Я жил у своей тетки в Дачном. Она с семьей была на даче. А Дачное было в городе: пешком, на метро и на троллейбусе – около часа до университета.
Я перелистывал книги по программе из ее библиотеки и свои пособия по грамматике. Ездил на консультации и собирался с духом.
Это был Ленинград! И это был Университет! Хотя другие абитуриенты выглядели не страшно. А все равно.
Было четыре потока, и сдача каждого экзамена шла четыре дня: наплыв! Мой поток был второй, и мне было жаль, что не первый. Первый – это первый, что-то есть.
И я приехал за четверть часа до десяти, как рекомендовали. И был спокоен. Сочинение было готово во мне. Оно уже существовало в виде бесформенной пластичной энергии, которая послушно и легко примет любые заданные ей параметры: тема не имеет значения, надо лишь оформить и сбросить набранный потенциал. Я даже подрагивал. Но одерживал себя и презирал за это подрагивание.
И я пошел с потоком в двери большой аудитории, и у меня не было с собой экзаменационного листа. Я отошел в сторону и обрыл карманы. Я забыл лист дома на столе. Езды в оба конца – два часа. Воздух почернел, и мир зашатался.

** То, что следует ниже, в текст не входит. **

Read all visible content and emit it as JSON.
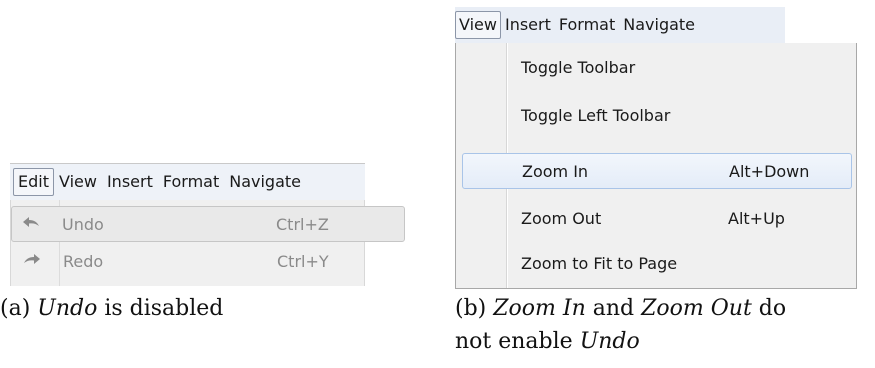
{
  "panel_a": {
    "menubar": [
      "Edit",
      "View",
      "Insert",
      "Format",
      "Navigate"
    ],
    "items": [
      {
        "icon": "undo-icon",
        "label": "Undo",
        "shortcut": "Ctrl+Z",
        "enabled": false
      },
      {
        "icon": "redo-icon",
        "label": "Redo",
        "shortcut": "Ctrl+Y",
        "enabled": false
      }
    ],
    "caption": {
      "prefix": "(a) ",
      "em": "Undo",
      "suffix": " is disabled"
    }
  },
  "panel_b": {
    "menubar": [
      "View",
      "Insert",
      "Format",
      "Navigate"
    ],
    "items": [
      {
        "label": "Toggle Toolbar",
        "shortcut": ""
      },
      {
        "label": "Toggle Left Toolbar",
        "shortcut": ""
      },
      {
        "label": "Zoom In",
        "shortcut": "Alt+Down"
      },
      {
        "label": "Zoom Out",
        "shortcut": "Alt+Up"
      },
      {
        "label": "Zoom to Fit to Page",
        "shortcut": ""
      }
    ],
    "caption": {
      "p1": "(b) ",
      "e1": "Zoom In",
      "p2": " and ",
      "e2": "Zoom Out",
      "p3": " do",
      "p4": "not enable ",
      "e3": "Undo"
    }
  }
}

На дверях стояли, похоже, аспиранты, парень с девушкой. Мое лицо требовало скорой помощи, и меня утешили. Документы сданы? Приняты? Ничего страшного. Надо пойти в приемную комиссию, сказать про накладку, меня тут же перенесут в третий поток, а есть еще и четвертый, и приезжайте завтра спокойно сдавать, берегите нервы, ни пуха ни пера.

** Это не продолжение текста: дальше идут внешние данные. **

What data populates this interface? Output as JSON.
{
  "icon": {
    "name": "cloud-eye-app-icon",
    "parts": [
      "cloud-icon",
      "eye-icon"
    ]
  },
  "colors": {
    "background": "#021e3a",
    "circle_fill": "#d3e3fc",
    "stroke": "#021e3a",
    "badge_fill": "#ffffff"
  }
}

Назавтра я сидел пень пнем. Я перегорел на старте. У меня не было мыслей, не было вдохновения, не было подъема, а вместо желания был страх написать плохо. Я выдавливал сочинение, как Чехов из себя раба по капле.
И получил 4.
Тогда я не пил. И не курил. И не ходил по женщинам. И не имел денег. И у меня не было друзей или просто знакомых в Ленинграде. Поэтому я шагал вдоль набережных, и мысль утонуть в зеленой воде не казалась мне противоестественной.

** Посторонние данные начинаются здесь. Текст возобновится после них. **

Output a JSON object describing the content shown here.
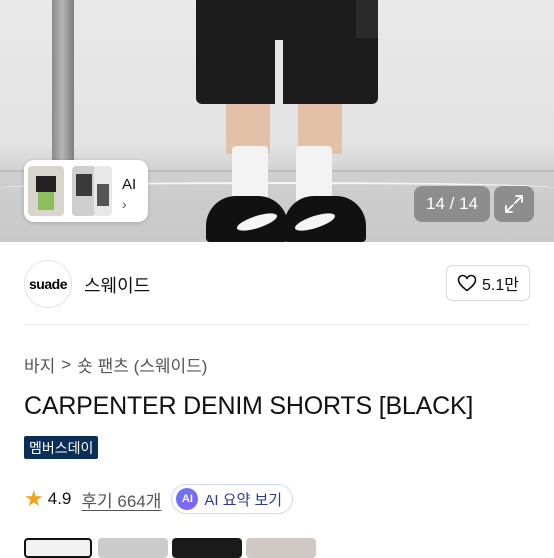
{
  "gallery": {
    "ai_card_label": "AI",
    "ai_card_chevron": "›",
    "counter": "14 / 14",
    "expand_icon": "expand-icon"
  },
  "brand": {
    "logo_text": "suade",
    "name": "스웨이드",
    "likes": "5.1만",
    "like_icon": "heart-icon"
  },
  "breadcrumb": {
    "category": "바지",
    "separator": ">",
    "subcategory": "숏 팬츠 (스웨이드)"
  },
  "product": {
    "title": "CARPENTER DENIM SHORTS [BLACK]",
    "badge": "멤버스데이",
    "rating": "4.9",
    "reviews": "후기 664개",
    "ai_summary_icon_text": "AI",
    "ai_summary_label": "AI 요약 보기"
  },
  "colors": {
    "badge_bg": "#0b2e59",
    "star": "#f4a21d",
    "ai_accent": "#5d7cf2"
  }
}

Шансов пройти весь конкурс в борьбе с ленинградцами у меня было куда меньше, чем написать сочинение на 5.
И я пошел на устный литературу-язык. Экзаменаторшам точно не было тридцати. С литературой было все в порядке, и я видел, как она, почти не закрывая от меня мой листок, рисует пять. А с русским устным меня заклинило. В те годы я его не знал никогда. Писал я без ошибок – чего вам еще? Я его игнорировал, тут же забывая выученный и прошедший урок. За три дня не выучишь. Она мне даже помогала, она меня не топила, она кряхтела на ухо подруге, и поставила мне три, общая четыре. И я понял, что пролетел мимо университета.
Тетка, приехав на день, напекла огромный таз коржиков. Сутки я читал учебник истории и ел коржики. Они кончились к петровским реформам 1721 года, и я лег спать перед экзаменом.
В коридор передо мной вывалился из двери несчастный, срезанный на группе «Освобождения труда». Я срочно прочитал «Группу освобождения труда» и нырнул в аудиторию. И вытащил эту группу!!!
И тут я включился. Я задышал. Наверное, глаза загорелись. И я задекламировал, что необходимость реформ назревала десятилетиями, что еще петровские реформы 1721 г. не могли удовлетворить общество! Меня слушала нестарая, опять же, тетка, она прерывала и направляла, а я пел издали, стремясь блеснуть всем, что имел, а главное – скрыть то, что она хотела узнать, но не знал я. Я говорил о Степняке-Кравчинском, попавшем в Лондоне под маневровый паровоз, и о Ротшильде, отсудившем у Николая I деньги Геоцена. Когда я дошел до 1936 г., когда Эренбург прибыл на Теруэльский фронт и анархосиндикалисты под черно-красными знаменами встретили его криком: «Вива Мигель Бакунин!» – она поставила мне пятерку и выразила восхищение, попутно посожалев, что про освобождение труда мы так и не узнали, но явно знаем, несомненно.